Sunday, March 9, 2014

Keith Ridgway. - "Godīgums". 2013




Event Resources  Everyone Is Invited to Join Us for Irish Short Story Month Year Four

Ways to Participate-do a post on your blog and let me know about it-I will keep a master list and I will publicize your post and blog.

If you are an Irish author and would like to be featured, please contact me.   There are several options open.

If you would like to do a guest post on my blog on anything related to Irish short stories, contact me.



Keith Ridgway is a Dubliner and the author of the novels The Long Falling, The Parts and Animals, as well as the collection of stories Standard Time and the novella Horses. His books have won awards and acclaim in Ireland and internationally and are translated widely. He lived in North London for eleven years. He now lives somewhere else.  -from publisher's web page 
New Directions  published his latest novel — Hawthorn & Child — in September 2013. 

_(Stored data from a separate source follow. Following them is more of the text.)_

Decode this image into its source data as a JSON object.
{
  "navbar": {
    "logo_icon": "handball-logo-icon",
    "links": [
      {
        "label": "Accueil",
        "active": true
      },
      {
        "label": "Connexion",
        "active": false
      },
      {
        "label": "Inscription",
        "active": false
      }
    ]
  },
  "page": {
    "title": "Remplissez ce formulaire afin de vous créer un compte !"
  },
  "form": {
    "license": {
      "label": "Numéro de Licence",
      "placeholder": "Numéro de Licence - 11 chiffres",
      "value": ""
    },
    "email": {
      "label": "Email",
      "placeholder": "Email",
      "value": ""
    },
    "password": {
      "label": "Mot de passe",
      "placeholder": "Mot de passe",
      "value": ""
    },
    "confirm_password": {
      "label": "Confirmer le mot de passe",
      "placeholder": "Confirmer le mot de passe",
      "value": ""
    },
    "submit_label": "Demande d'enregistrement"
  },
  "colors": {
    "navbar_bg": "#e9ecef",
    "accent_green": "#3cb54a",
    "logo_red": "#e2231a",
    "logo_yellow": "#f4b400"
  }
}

"Godīgums" (from Town and Country-New Irish Short Stories, edited by Kevin Barry, 2013)

"Godīgums" is my first experience with Keith Ridgway.   I found it a fascinating story.  I am not sure how I should take it.  Is it partially magic realism, is it the story of the mental degeneration of a man returning to Dublin with "his tail between his legs", is it about the decline of Dublin in hard times, or is it about a man who actually has a tail?  As the story opens a man is getting ready to land at Dublin International Airport.  He is coming home broke.  The expression for his condition is "with your tail between your legs".   He acts as if literally has a real tale.   He tries to figure out how to conceal it, he is fully convinced he has a tail and I am pondering if he does or not.  The man wanders over Dublin, with the decline of the Irish economy a city in many ways with its own tail between its legs.  We learn of his past, his wanderings.  Like many an Irishman or woman, he left Ireland in search of adventure and money, only to return when his luck seems to have run out.  Ridgway takes us deeply into the consciousness of the man in this first person narrative.